Maya terkejut saat Jody menggendongnya keluar
dari kamar mandi dengan mulut yang menghisap-hisap payudaranya
bergantian, kanan kiri. Benar-benar suatu kenikmatan bagi Maya,
membuatnya tak sadar saat Jody merebahkannya ke tempat tidur dan membuka
celana dan CDnya tanpa melepas hisapan di dada Maya. Sesaat Jody
melepas ciumannya dan membuka kaosnya sendiri, dan Maya pun melihat
kemaluan Jody yang tegak lurus, membuat Maya ingin memegang. Jody
memejamkan mata ketika Maya memegang adeknya dan mengecupnya lembut,
lalu Jody membalikkan tubuh sehingga mereka melakukan posisi 69.
"Mmmngh,
trus Jod.. enak..!", desah Maya tak tertahan. Jody semakin mencium
vagina Maya, mencari klitoris Maya dan menjilatinya bernafsu. Maya
semakin belingsatan dan mengocok kemaluan Jody sambil menghisapnya
membuat Jody mengerang.
"Aaahh, aku pe..ngen.., aahh..", pekik Maya
saat merasakan ada dorongan kenikmatan yang kuat ingin keluar dari
lubang kemaluannya, Maya orgasme sembari menyedot "adek" Jody
keras-keras yang ternyata juga menyebabkan Jody mengeluarkan sperma
mengisi penuh mulut Maya. Maya yang sedang orgasme tidak
mempedulikannya, terus menggelinjang sampai beban itu terlepaskan.
Maya
terbangun ketika ada sinar matahari yang masuk dalam kamar. Sudah jam 1
siang, dilihatnya Jody mendengkur keras disisi ranjang yang lain dengan
telanjang bulat. Cepat-cepat dia bangun dan berpakaian, setelah itu dia
keluar kamar dan melihat Inge dan Andhy tetap berpelukan dang posisi
yang berbeda, mungkin mereka melanjutkan kembali. Setelah merapikan
diri, Maya bergegas menelpon taksi dari HP-nya seraya bersyukur tidak
kehilangan kehormatannya.
Saat di dalam taksi dia menerima SMS
bahwa Rina dan Lita sedang ada di Mall dan mengajaknya, namun Maya malas
mana badan terasa hancur. Sampai di rumah dalam keadaan terkunci, Maya
membuka pintu dari kunci yang terletak di tempat tertentu, kemudian
mandi menyegarkan tubuh dan mengisi perutnya yang keroncongan. Setelah
mengunci pintu, Maya masuk kamar berniat melanjutkan tidur. Namun belum
sempat matanya terpejam, didengarnya mobil Papa barunya datang.

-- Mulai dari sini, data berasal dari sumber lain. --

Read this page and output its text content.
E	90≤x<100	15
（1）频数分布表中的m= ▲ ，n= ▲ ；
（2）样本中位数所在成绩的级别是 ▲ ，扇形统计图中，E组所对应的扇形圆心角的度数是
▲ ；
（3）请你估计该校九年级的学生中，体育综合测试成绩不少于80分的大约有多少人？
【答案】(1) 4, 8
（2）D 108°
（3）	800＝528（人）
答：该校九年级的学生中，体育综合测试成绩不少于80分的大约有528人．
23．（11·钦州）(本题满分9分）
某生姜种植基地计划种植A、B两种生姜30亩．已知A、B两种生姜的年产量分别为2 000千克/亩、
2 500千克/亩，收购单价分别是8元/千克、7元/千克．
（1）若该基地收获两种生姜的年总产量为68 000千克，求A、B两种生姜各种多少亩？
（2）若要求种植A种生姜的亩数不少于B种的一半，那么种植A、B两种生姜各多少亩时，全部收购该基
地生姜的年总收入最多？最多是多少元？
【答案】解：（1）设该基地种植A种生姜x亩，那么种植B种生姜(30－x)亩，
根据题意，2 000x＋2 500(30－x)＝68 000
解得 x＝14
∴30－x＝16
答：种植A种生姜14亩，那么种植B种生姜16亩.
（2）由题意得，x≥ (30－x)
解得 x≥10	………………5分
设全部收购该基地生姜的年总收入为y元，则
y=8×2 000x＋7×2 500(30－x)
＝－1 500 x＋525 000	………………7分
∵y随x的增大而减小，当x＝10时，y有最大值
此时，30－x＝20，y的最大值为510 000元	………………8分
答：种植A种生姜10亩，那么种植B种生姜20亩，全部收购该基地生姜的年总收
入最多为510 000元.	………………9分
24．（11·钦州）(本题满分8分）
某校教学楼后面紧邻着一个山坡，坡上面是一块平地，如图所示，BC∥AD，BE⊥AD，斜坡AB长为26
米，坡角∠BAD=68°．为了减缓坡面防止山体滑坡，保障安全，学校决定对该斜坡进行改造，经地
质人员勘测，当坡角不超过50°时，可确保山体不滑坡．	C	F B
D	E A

Tampaknya hanya berdua dengan Mama sebab tidak terdengar suara Kakak dan
Adiknya.
Tiba-tiba suara hening sekali membuat Maya curiga dan
keluar dari kamar, menuruni anak tangga yang kedua dan Maya langsung
menunduk menyembunyikan badan ketika didengar langkah berat menuju ke
arahnya, dilihatnya Mama berciuman sambil membuka pakaian Frans yang
kemudian dibalas oleh Frans dengan melucuti pakaian Mama. Maya tak bisa
bergerak bersembunyi di balik pagar tangga karena mereka berada tepat
dibawahnya.
"Masih mau lagi..?", suara Mama terdengar menggoda.
"Aaaw..!", jerit Mama kemudian saat Frans menjawab dengan jilatan di
selangkangan Mama. Mama tak bisa berdiri dan menjatuhkan diri di sofa,
mendesah dan menjerit pelan sambil meremas susunya sendiri. Maya
terbelalak melihat ukuran kemaluan Papa barunya yang sangat besar,
hampir 20 cm, dan mencabik vagina Mamanya dengan suara decak yang keras.
Desahan dan erangan keduanya silih berganti, berganti posisi dengan
gaya hewan, sambil berdiri, dengan mulut sama-sama ternganga nikmat.
Maya terpana melihat keduanya, walaupun capek mau tak mau perasaan aneh
itu muncul lagi. Maya ingin tidak melihat tapi ini jauh lebih seru dari
yang telah ia lihat. Tiba-tiba terdengar jeritan mereka bersamaan
membuyarkan lamunan Maya, dan Maya melihat keduanya roboh tak bertenaga.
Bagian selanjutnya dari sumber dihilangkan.